Des milliers de personnes se sont rassemblées samedi dans le centre de Buenos Aires pour participer à la "marche de la colère", appelée principalement par des partis de gauche contre le programme économique du président argentin, Javier Milei. Parmi les participants, les motivations se mêlaient, du manque d'emploi provoqué par la fermeture de plus de 30 000 entreprises aux dettes qui accablent une grande partie de la population.
Les manifestants se sont retrouvés vers 15h00, heure locale, devant le Congrès, avant de marcher ensuite vers la Casa Rosada, siège de l'exécutif.

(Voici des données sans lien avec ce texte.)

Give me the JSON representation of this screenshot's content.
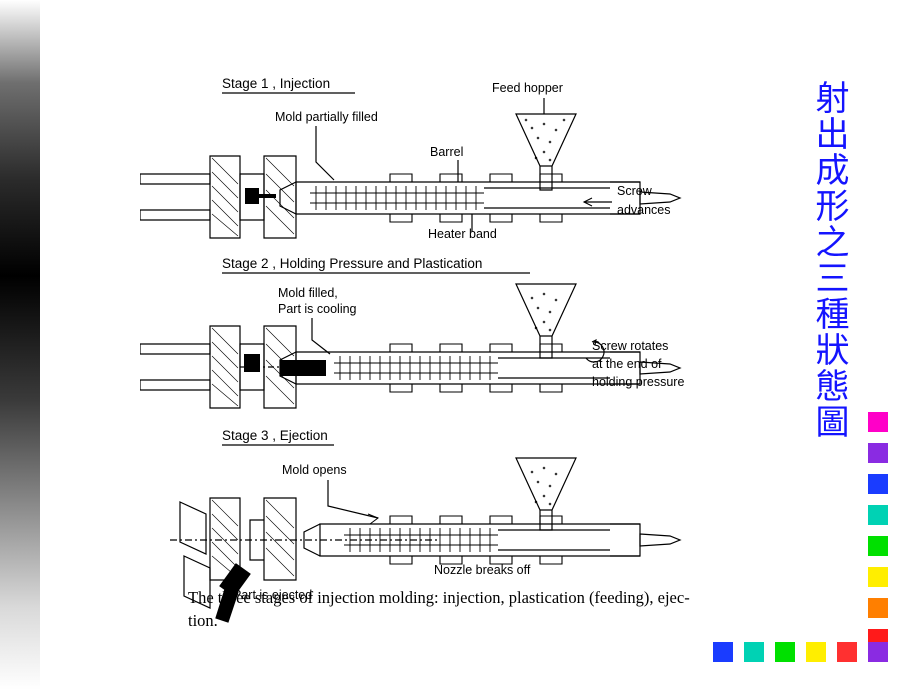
{
  "slide": {
    "vertical_title": "射出成形之三種狀態圖",
    "title_color": "#1414ff",
    "caption_line1": "The three stages of injection molding: injection, plastication (feeding), ejec-",
    "caption_line2": "tion."
  },
  "figure": {
    "stages": [
      {
        "heading": "Stage 1 , Injection",
        "labels": [
          "Mold  partially  filled",
          "Feed hopper",
          "Barrel",
          "Screw",
          "advances",
          "Heater  band"
        ]
      },
      {
        "heading": "Stage 2 , Holding Pressure and  Plastication",
        "labels": [
          "Mold  filled,",
          "Part  is  cooling",
          "Screw  rotates",
          "at the end of",
          "holding  pressure"
        ]
      },
      {
        "heading": "Stage 3 , Ejection",
        "labels": [
          "Mold  opens",
          "Part  is  ejected",
          "Nozzle  breaks off"
        ]
      }
    ]
  },
  "decorations": {
    "column_chips": [
      "#ff00c8",
      "#8a2be2",
      "#1a3cff",
      "#00d2b4",
      "#00e000",
      "#ffee00",
      "#ff7f00",
      "#ff1a1a"
    ],
    "row_chips": [
      "#1a3cff",
      "#00d2b4",
      "#00e000",
      "#ffee00",
      "#ff3030",
      "#8a2be2"
    ]
  }
}
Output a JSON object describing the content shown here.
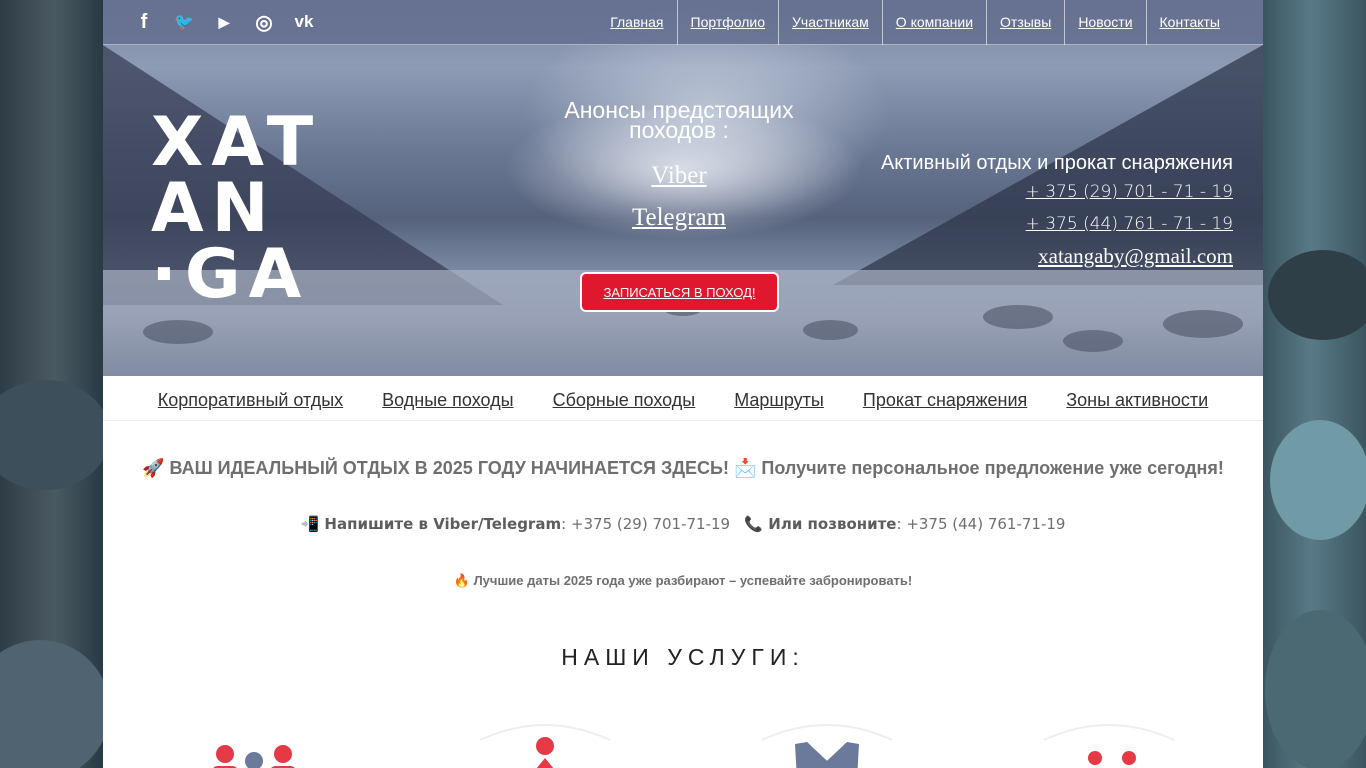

En tête du cortège figuraient les organisations de défense des droits humains, les organisations étudiantes et socio-environnementales et la Coordinadora de Jubilados, qui manifeste chaque mercredi devant le Congrès.
Derrière eux marchaient les syndicats et les groupes politiques de gauche à l'origine de l'appel, ainsi que des milliers de personnes venues soutenir cette mobilisation contre les politiques de Milei et une situation économique marquée par le manque de travail et l'accumulation de dettes.
Un document commun et un appel à la grève générale
Pendant le rassemblement central, un document signé conjointement par les organisations à l'origine de l'appel a été lu, dans lequel le programme économique du gouvernement était vivement critiqué, ainsi que la "complicité" des gouverneurs provinciaux et l'absence de réaction des deux principales centrales ouvrières du pays, la Confédération générale du travail (CGT) et la Centrale des travailleurs d'Argentine (CTA).
Myriam Bregman, députée du Front de gauche et l'une des organisatrices de l'événement, a été la principale intervenante de la journée. Elle a dénoncé le sous-financement des universités, de la santé publique et de la culture, et a demandé aux centrales syndicales de convoquer une grève générale "pour vaincre Milei et l'ensemble de son programme". Ce ne serait pas la première grève de l'année en Argentine. Une première mobilisation a déjà eu lieu en février contre la réforme du travail.
Bregman a décrit l'ambiance de la marche comme un mélange de colère et d'espoir : "qu'à partir de la lutte, de l'organisation, de toutes ces organisations syndicales, sociales et de défense des droits humains que nous avons construites, nous pourrons bâtir quelque chose de différent, démocratique depuis la base".
Depuis la scène, elle a aussi dénoncé le modèle productif du pays : "Nous dénonçons aussi l'extractivisme qui livre les territoires, l'eau et les biens communs aux entreprises. Les méga-mines polluantes, la fracturation hydraulique, les déboisements et l'agrobusiness laissent des maladies et une destruction environnementale tout en générant d'énormes profits privés".
Lors du rassemblement, des travailleurs de l'usine de pneus FATE ont également pris la parole. Ils sont en conflit depuis des mois contre la fermeture de l'usine et les licenciements. Selon les organisateurs, plus de 350 groupes politiques et sociaux se sont joints à l'appel, en plus de nombreuses familles et de citoyens sans affiliation partisane. La marche, dont le plus grand rassemblement a eu lieu à Buenos Aires, a été reproduite dans 60 autres villes argentines, parmi lesquelles Córdoba, Rosario et Tucumán.